Neu auf der Bühne ist Maulwurf Schorsch, der Hausmeister. "Um 19 Uhr ist Schluss", blafft er Reich gleich an. Und auf dessen ungläubiges Nachfragen schiebt er nach: "Ich komme aus Mönchstockheim. Da ist um 19 Uhr immer Schluss." Die Mönchstockheimer, in beachtenswerter Zahl unter den Gästen vertreten, bekommen an diesem Abend einiges ab. Denn ein Nachbardorf auf die Schippe zu nehmen, gehört zum Amanda-Prinzip.

Wie auch der Flirt mit einem zu Beginn ausgeguckten Zuschauer: Diesmal trifft es Thorsten aus Volkach. Amanda himmelt ihn auf Nilpferd-komm-raus an, gibt sich als unwiderstehliche Hippo-femme-fatale: "Ich bin vom ADAC. Ich kann dich abschleppen." Selbst ihren Liebling, den Seehofer Horst, vergisst sie an diesem Abend fast und erwähnt ihn nur ein einziges Mal. Dabei entspricht natürlich auch Thorsten nicht ganz dem männlichen Idealbild der tierischen Diva: "Du bist nicht meine erste Wahl, doch für heut' Nacht ist das egal."

Bliebe noch ein weiterer gewichtiger Baustein des Amanda-Prinzps: Der Spezifisch. Eindeutig der Kategorie Wortwitz zuzurechnen und schon längst der "running gag" schlechthin bei Reichs Bühnenshows. Will der menschliche Part des Duos eine "spezifische Frage" erörtern, quiekt Amanda voller Entzücken "Spezifiiiiiisch!" und zeichnet das Bild einer flossenbewehrten Kreuzung aus, na klar, Colafisch und Fantafisch.

Und dann, unter Donnern und Blitzen, entsteigt einer Blechtonne doch tatsächlich der ominöse Spezifisch: halb colabraun, halb fantaorange, glubschäugig und mit einem periskopartig aus der Rückenflosse wachsenden Strohhalm. Seine Bühnenrolle gerät zwar ein wenig dürftig, aber irgendwie war es nur eine Frage der Zeit, bis der kultige Flossenmeier einmal als Figur in der Show auftaucht. Manch ein treuer Amanda-Fan mag sich das wohl gewünscht haben, Meister Reich liefert.

Glitzerrote Highheels

Nach – Pause inbegriffen – drei höchst unterhaltsamen Stunden ist Schluss mit lustig. Reich muss, weil Amanda es so will, zum Schlussakkord in glitzerroten Highheels auf die Bühne. Und endlich packt Amanda auch so richtig aus: Jenen silberfarbigen Koffer nämlich, der wie ein in Alu gemeiseltes Fragezeichen das ganze Programm über an einer Kette auf der Bühne hing. Und was ist drin? Wen wundert's: Schokolade. "Meine Notration", verteidigt sich Amanda: "Ich krieg' ja nix!"

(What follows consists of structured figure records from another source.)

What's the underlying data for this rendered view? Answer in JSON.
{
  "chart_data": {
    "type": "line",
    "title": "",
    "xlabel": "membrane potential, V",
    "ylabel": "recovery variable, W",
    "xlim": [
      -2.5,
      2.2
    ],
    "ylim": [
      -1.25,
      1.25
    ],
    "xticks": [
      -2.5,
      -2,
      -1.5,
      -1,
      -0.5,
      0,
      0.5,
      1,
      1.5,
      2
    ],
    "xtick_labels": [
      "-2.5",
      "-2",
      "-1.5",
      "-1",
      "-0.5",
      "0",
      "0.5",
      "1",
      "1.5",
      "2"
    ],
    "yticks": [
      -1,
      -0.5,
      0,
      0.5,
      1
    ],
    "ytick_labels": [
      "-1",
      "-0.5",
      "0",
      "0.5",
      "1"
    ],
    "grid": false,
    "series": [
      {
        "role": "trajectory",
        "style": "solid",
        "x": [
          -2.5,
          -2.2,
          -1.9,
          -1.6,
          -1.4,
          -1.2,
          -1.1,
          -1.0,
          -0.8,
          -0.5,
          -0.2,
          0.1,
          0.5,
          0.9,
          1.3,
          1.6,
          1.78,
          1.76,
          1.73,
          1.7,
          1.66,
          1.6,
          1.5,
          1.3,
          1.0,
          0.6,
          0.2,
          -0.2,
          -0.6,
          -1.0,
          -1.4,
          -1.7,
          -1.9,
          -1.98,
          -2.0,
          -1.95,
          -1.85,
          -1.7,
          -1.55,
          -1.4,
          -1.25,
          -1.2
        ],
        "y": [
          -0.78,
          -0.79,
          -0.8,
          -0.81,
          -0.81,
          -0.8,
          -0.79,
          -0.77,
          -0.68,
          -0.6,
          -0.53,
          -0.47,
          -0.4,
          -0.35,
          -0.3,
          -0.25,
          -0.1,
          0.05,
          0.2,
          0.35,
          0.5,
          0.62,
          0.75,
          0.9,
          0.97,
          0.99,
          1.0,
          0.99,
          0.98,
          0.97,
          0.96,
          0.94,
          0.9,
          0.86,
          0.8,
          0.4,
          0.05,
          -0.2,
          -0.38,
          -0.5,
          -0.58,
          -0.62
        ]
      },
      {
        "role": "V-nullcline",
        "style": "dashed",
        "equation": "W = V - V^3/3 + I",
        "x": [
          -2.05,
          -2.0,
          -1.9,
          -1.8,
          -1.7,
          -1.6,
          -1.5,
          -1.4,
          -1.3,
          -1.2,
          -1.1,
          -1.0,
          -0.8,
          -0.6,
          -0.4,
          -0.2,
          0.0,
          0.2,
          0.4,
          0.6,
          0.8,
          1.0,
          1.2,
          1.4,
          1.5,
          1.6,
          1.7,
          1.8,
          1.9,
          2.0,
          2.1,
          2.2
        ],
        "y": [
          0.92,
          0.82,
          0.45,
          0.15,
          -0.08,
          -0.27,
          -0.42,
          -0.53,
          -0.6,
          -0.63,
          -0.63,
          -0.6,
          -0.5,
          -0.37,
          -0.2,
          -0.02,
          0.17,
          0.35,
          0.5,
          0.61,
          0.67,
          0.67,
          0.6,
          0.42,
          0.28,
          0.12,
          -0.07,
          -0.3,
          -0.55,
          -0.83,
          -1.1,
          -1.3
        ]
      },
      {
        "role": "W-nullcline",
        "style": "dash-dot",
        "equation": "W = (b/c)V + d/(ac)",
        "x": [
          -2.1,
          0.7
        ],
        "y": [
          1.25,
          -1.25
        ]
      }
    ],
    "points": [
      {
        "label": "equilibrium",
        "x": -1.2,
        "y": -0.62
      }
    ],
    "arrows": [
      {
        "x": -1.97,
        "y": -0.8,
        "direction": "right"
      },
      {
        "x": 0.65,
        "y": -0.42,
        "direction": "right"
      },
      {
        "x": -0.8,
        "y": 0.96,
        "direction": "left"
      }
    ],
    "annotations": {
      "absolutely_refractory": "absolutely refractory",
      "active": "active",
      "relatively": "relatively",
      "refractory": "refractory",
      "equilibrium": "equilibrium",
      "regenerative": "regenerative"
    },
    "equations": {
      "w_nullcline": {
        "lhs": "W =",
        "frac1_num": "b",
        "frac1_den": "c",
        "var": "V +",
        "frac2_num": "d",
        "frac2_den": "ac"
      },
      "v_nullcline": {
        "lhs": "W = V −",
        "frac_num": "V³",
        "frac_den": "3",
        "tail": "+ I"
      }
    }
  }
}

Maulwurf Schorsch, Herr Esel, der Spezifisch – sie sind nur Puppen. Und wenn Sebastian Reich sie zum Sprechen bringt, dann ist er "nur" ein Bauchredner. Anders ist das mit dem Nilpferd. Sebastian Reich ist Amanda, und Amanda ist Sebastian Reich. Sie ist seine kongeniale Partnerin, sein Alter Ego. Nicht zuletzt in den Augen der Fans. Da kann es durchaus passieren, so verrät er, dass er an der Käsetheke im Supermarkt zwei Scheiben extra bekommt: "Für Amanda." Und seine Mutter bekommt schon einmal zu hören: "Sie sind doch die Oma von der Amanda."

Das von Sebastian Reich kreierte Amanda-Prinzip funktioniert. Nicht nur in Alitzheim, wo das kleine Nilpferd mit der großen Klappe sicher gerne wiederkommen darf. Und wenn Lachen wirklich die beste Medizin ist, dann war die DJK-Halle an diesem Abend eine einzige, große Apotheke.